His wife Lorraine is also a DJ. She has noticed that women are the worse when it comes to attacking those on the decks. “I’m saying this on her behalf because I couldn’t say this, women are the worst for this, she and all other DJs have said this, it’s the women that you get 80 or 90 percent of the abuse off. You can identify them the minute they come into the nightclub, when a fella comes at you then you know he is a bit more thicker because fellas are normally easy enough going you can tell them this won’t work and he’ll understand, when a guy persists you’ve to be ready because that is the guy that is going to go further with it because he is not taking no for an answer. I don’t mean to be singling out the women but that is the same from every DJ including my wife and that’s her experience”.
“It’s kind of the 18-25 year olds they are the majority but then you would get a minority who are over thirty and forty. To be fair to the 18-25 year olds when you tell them no three or four times they will say fair enough I’ve tried but when you get to the older ones they don’t want to take no for an answer and they’ll dig the heels in”.

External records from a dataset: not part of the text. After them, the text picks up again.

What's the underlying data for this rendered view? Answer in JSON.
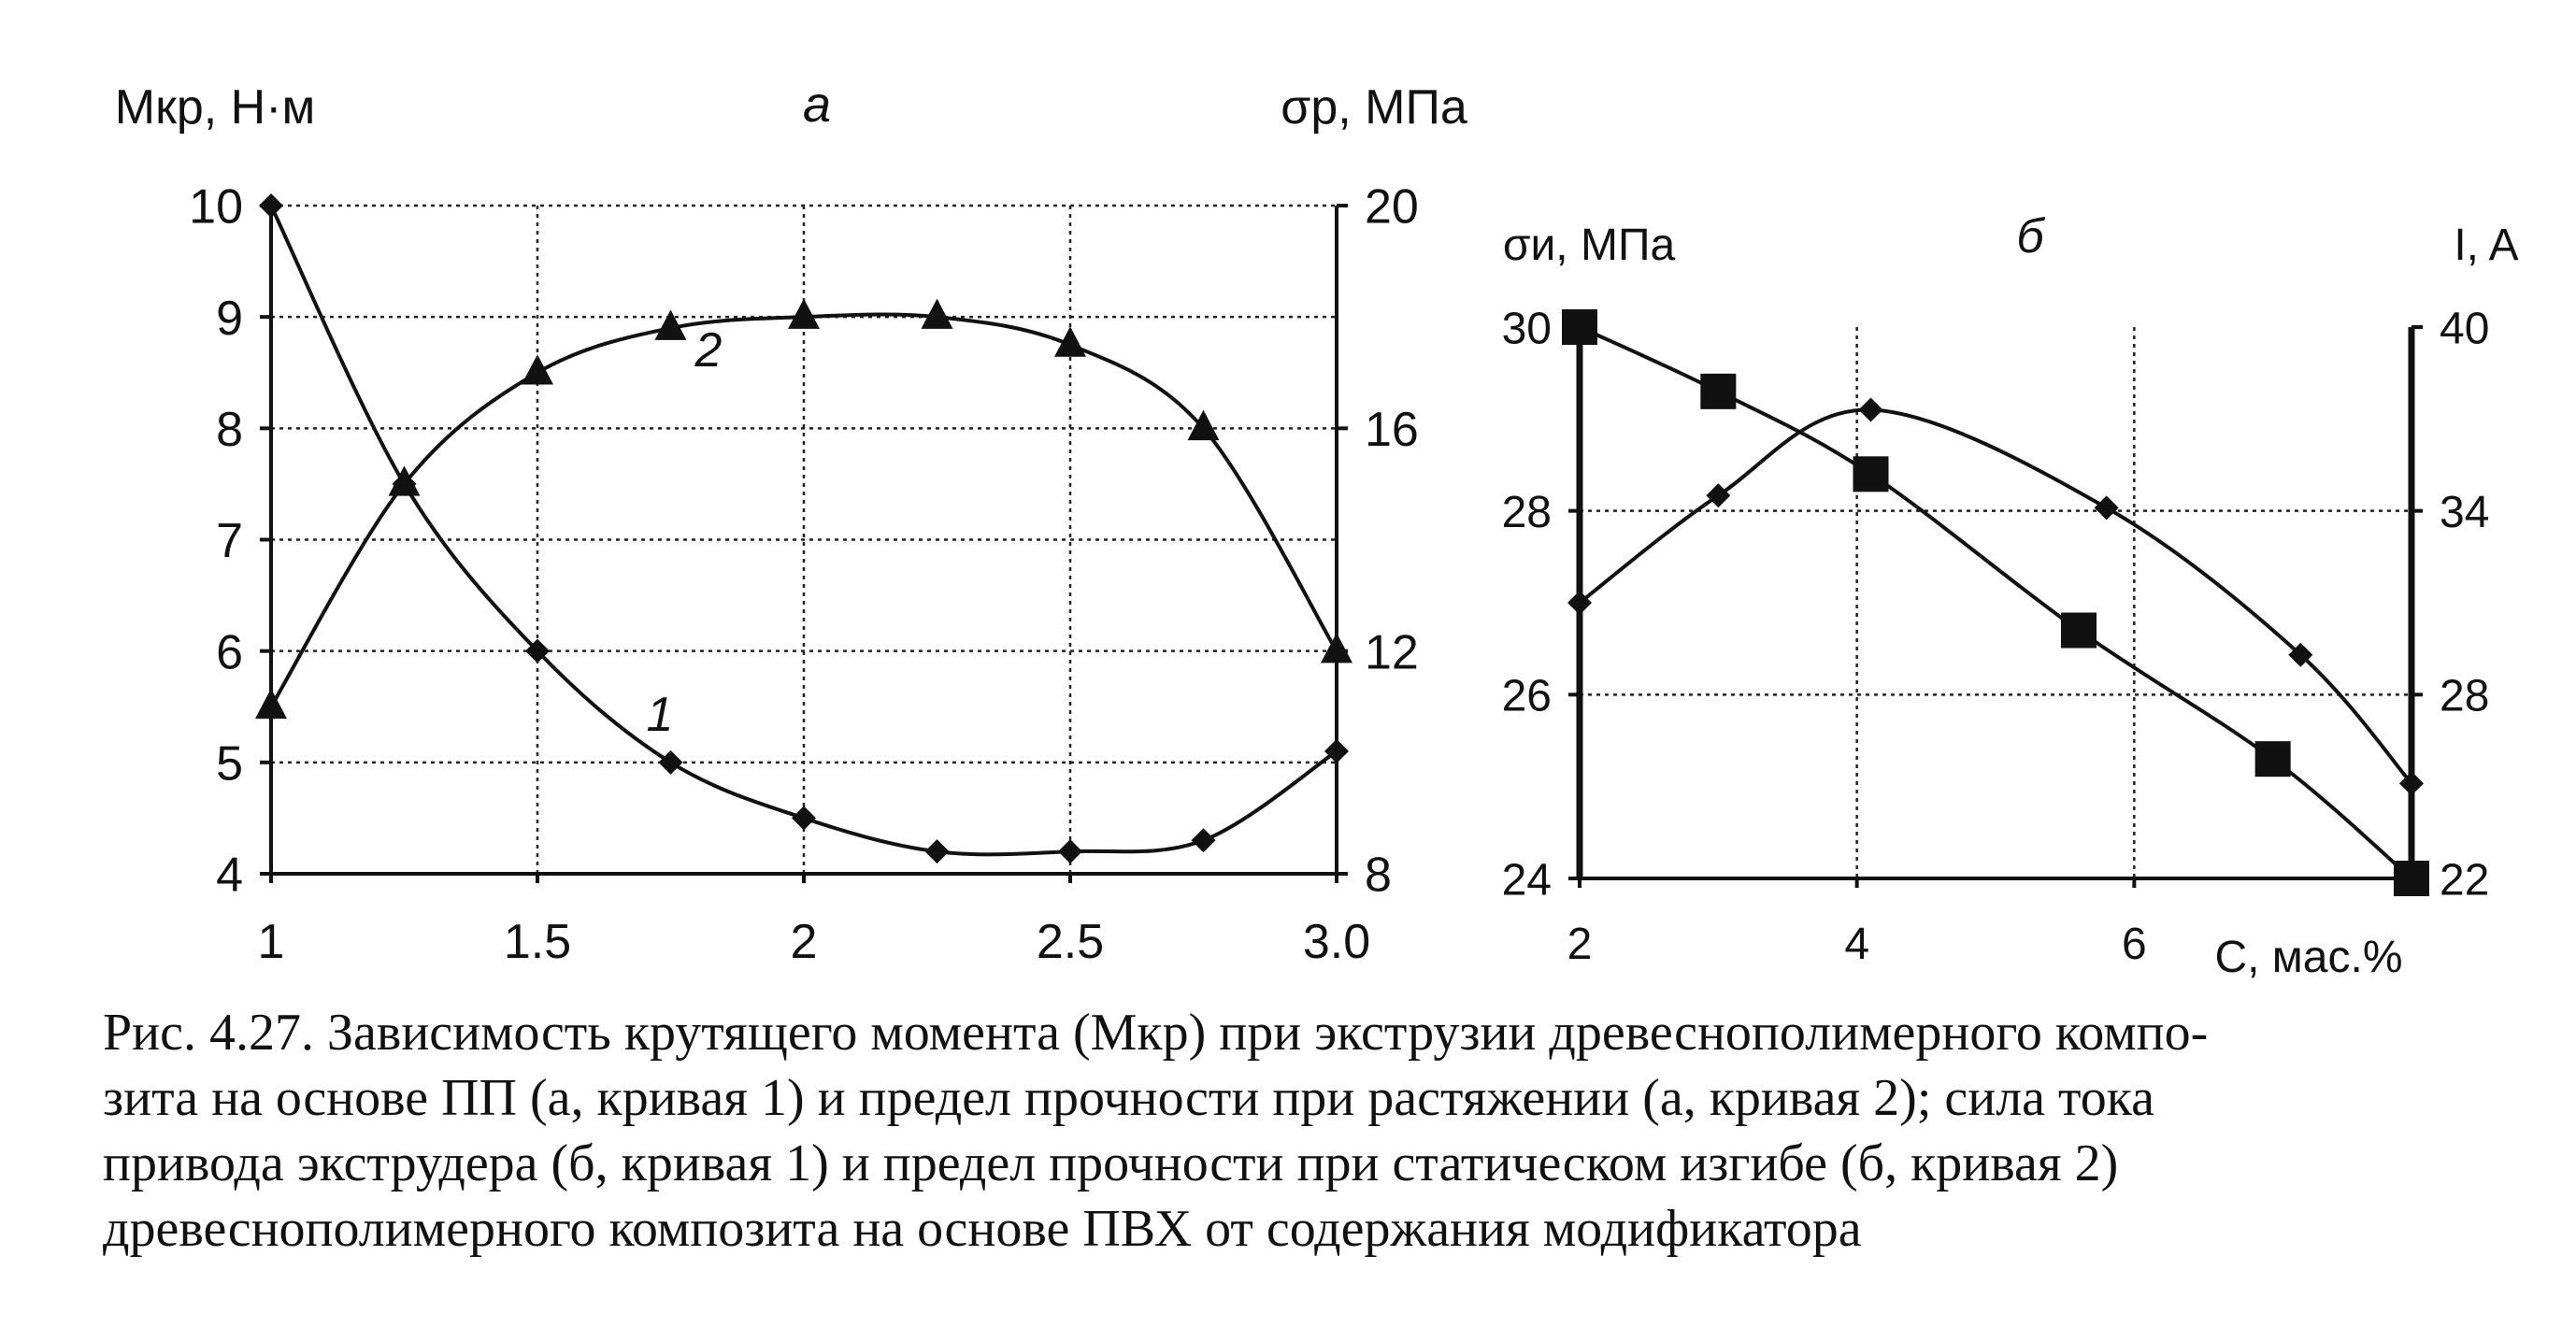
{
  "chart_data": [
    {
      "panel": "a",
      "type": "line",
      "title": "а",
      "ylabel_left": "Mкр, Н·м",
      "ylabel_right": "σр, МПа",
      "x_ticks": [
        "1",
        "1.5",
        "2",
        "2.5",
        "3.0"
      ],
      "y_left_ticks": [
        "4",
        "5",
        "6",
        "7",
        "8",
        "9",
        "10"
      ],
      "y_right_ticks": [
        "8",
        "12",
        "16",
        "20"
      ],
      "xlim": [
        1,
        3
      ],
      "ylim_left": [
        4,
        10
      ],
      "ylim_right": [
        8,
        20
      ],
      "grid": true,
      "series": [
        {
          "name": "1",
          "axis": "left",
          "marker": "diamond",
          "x": [
            1,
            1.25,
            1.5,
            1.75,
            2,
            2.25,
            2.5,
            2.75,
            3
          ],
          "values": [
            10,
            7.5,
            6,
            5,
            4.5,
            4.2,
            4.2,
            4.3,
            5.1
          ]
        },
        {
          "name": "2",
          "axis": "right",
          "marker": "triangle",
          "x": [
            1,
            1.25,
            1.5,
            1.75,
            2,
            2.25,
            2.5,
            2.75,
            3
          ],
          "values": [
            11,
            15,
            17,
            17.8,
            18,
            18,
            17.5,
            16,
            12
          ]
        }
      ]
    },
    {
      "panel": "b",
      "type": "line",
      "title": "б",
      "ylabel_left": "σи, МПа",
      "ylabel_right": "I, A",
      "xlabel": "С, мас.%",
      "x_ticks": [
        "2",
        "4",
        "6"
      ],
      "y_left_ticks": [
        "24",
        "26",
        "28",
        "30"
      ],
      "y_right_ticks": [
        "22",
        "28",
        "34",
        "40"
      ],
      "xlim": [
        2,
        8
      ],
      "ylim_left": [
        24,
        30
      ],
      "ylim_right": [
        22,
        40
      ],
      "grid": true,
      "series": [
        {
          "name": "1",
          "axis": "right",
          "marker": "diamond",
          "x": [
            2,
            3,
            4.1,
            5.8,
            7.2,
            8
          ],
          "values": [
            31,
            34.5,
            37.3,
            34.1,
            29.3,
            25.1
          ]
        },
        {
          "name": "2",
          "axis": "left",
          "marker": "square",
          "x": [
            2,
            3,
            4.1,
            5.6,
            7,
            8
          ],
          "values": [
            30,
            29.3,
            28.4,
            26.7,
            25.3,
            24
          ]
        }
      ]
    }
  ],
  "caption": [
    "Рис. 4.27. Зависимость крутящего момента (Mкр) при экструзии древеснополимерного компо-",
    "зита на основе ПП (а, кривая 1) и предел прочности при растяжении (а, кривая 2); сила тока",
    "привода экструдера (б, кривая 1) и предел прочности при статическом изгибе (б, кривая 2)",
    "древеснополимерного композита на основе ПВХ от содержания модификатора"
  ]
}
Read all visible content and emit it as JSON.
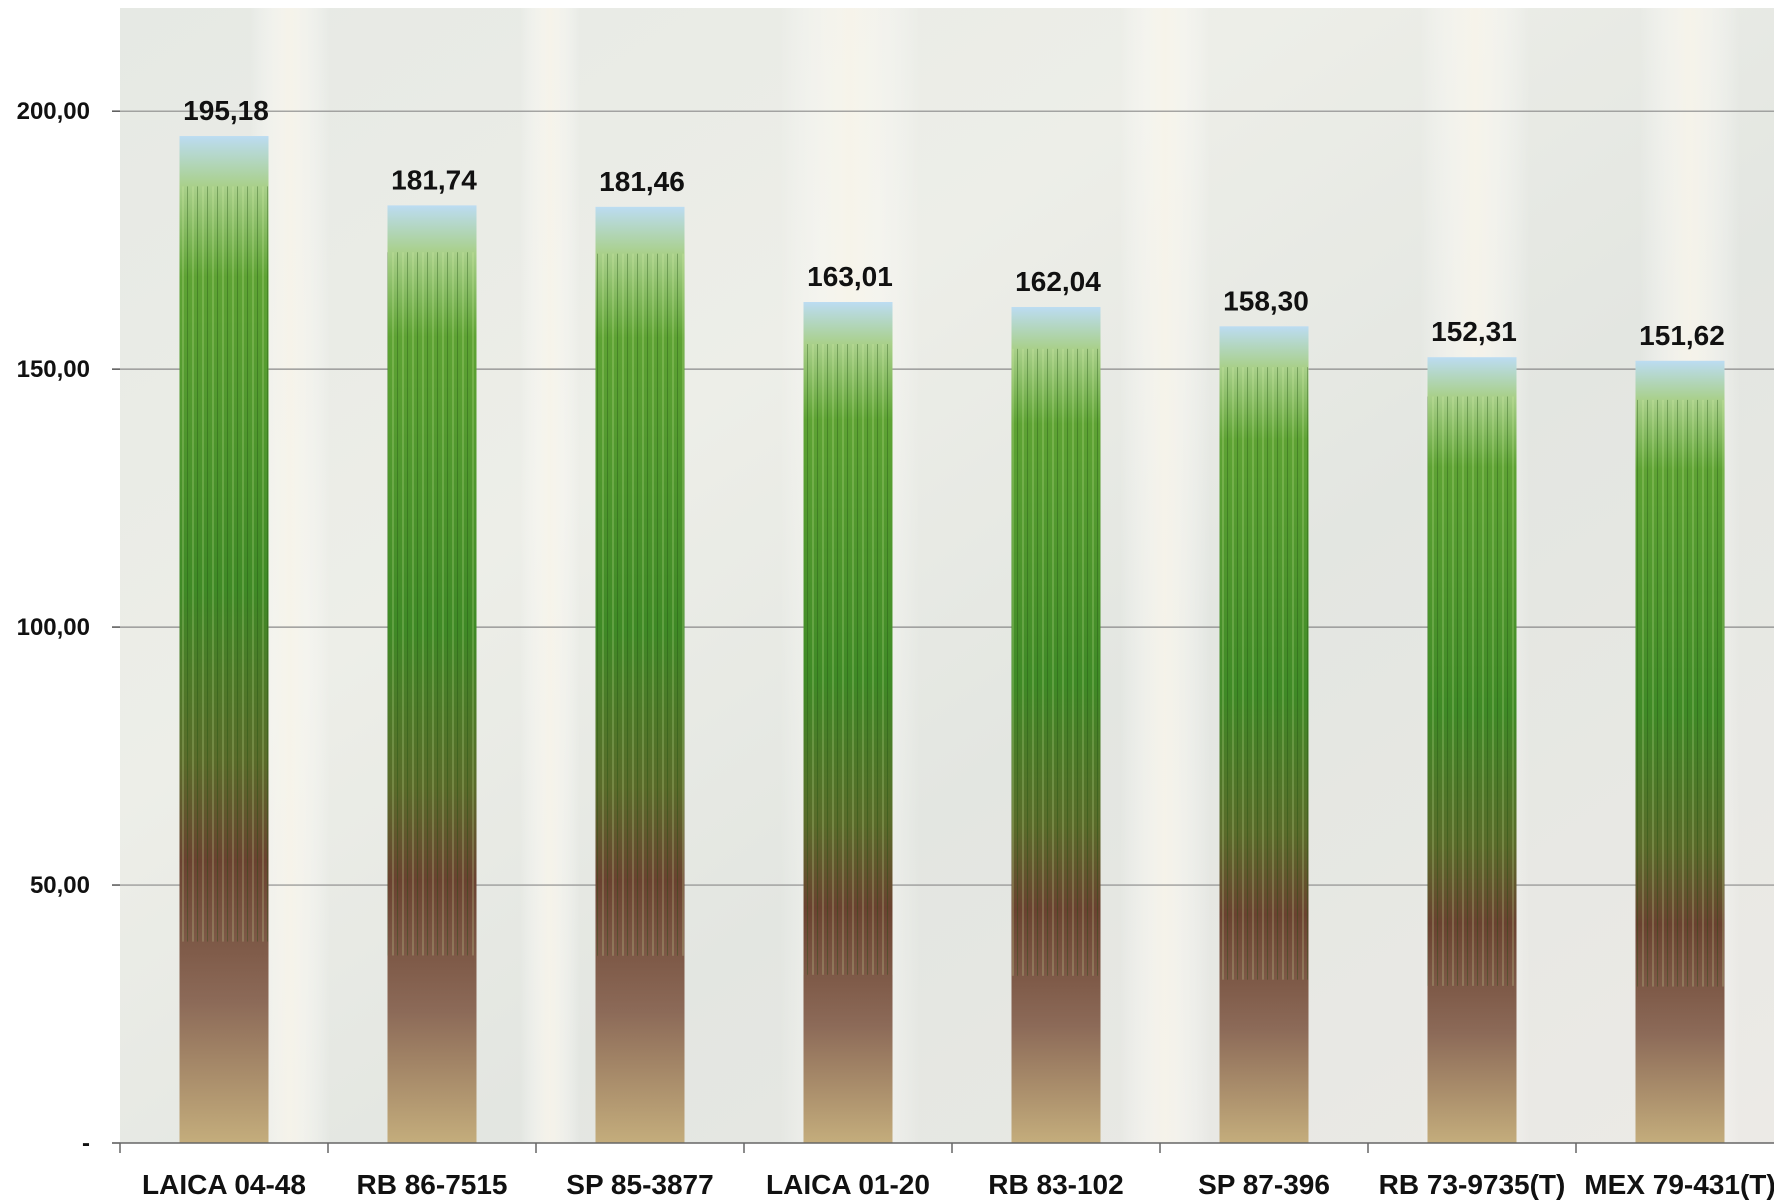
{
  "chart_data": {
    "type": "bar",
    "categories": [
      "LAICA 04-48",
      "RB 86-7515",
      "SP 85-3877",
      "LAICA 01-20",
      "RB 83-102",
      "SP 87-396",
      "RB 73-9735(T)",
      "MEX 79-431(T)"
    ],
    "values": [
      195.18,
      181.74,
      181.46,
      163.01,
      162.04,
      158.3,
      152.31,
      151.62
    ],
    "data_labels": [
      "195,18",
      "181,74",
      "181,46",
      "163,01",
      "162,04",
      "158,30",
      "152,31",
      "151,62"
    ],
    "yticks": [
      0,
      50,
      100,
      150,
      200
    ],
    "ytick_labels": [
      "-",
      "50,00",
      "100,00",
      "150,00",
      "200,00"
    ],
    "ylim": [
      0,
      220
    ],
    "grid": true,
    "title": "",
    "xlabel": "",
    "ylabel": ""
  },
  "colors": {
    "grid": "#8a8a8a",
    "sky": "#b9d8ef",
    "leaf_light": "#7fbf3a",
    "leaf_dark": "#2f6f1c",
    "stalk": "#6a3e2a",
    "soil": "#b8a071",
    "background_wash": "#e9ebe6"
  }
}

Such was his love for music that Trevor once DJ’d for thirty four nights in a row however he has contemplated quitting due to the levels of abuse received. “It has entered my head in the last year, I know I don’t want to, part of me wants to because as much as it doesn’t faze you it is a mental drain but I know when I do it will be final and it is a massive part of my life that will be gone and be gone forever, if I finish I’m done and I’ll never come back doing it”. In May he’ll celebrate a 25 year partnership with The Queens which is driving him to stay going for a bit longer.
Having a security presence beside a DJ box is one suggestion Trevor has to improve conditions for DJs, however he felt some owners don’t take such cases seriously with more concern on the amount of money coming into the till than workers’ well-being. The coming weeks will be busy for him playing the tunes but also with AAA Taxis, he’s hopeful the festive spirit may see a warmer reception for DJs and stressed how a simple thank you at the end of a night goes a long way. “People think it’s a glamorous job, if you’ve a passion for music it is a brilliant thing to be able to do. We’re doing a job, we love what we do but no one deserves that abuse”.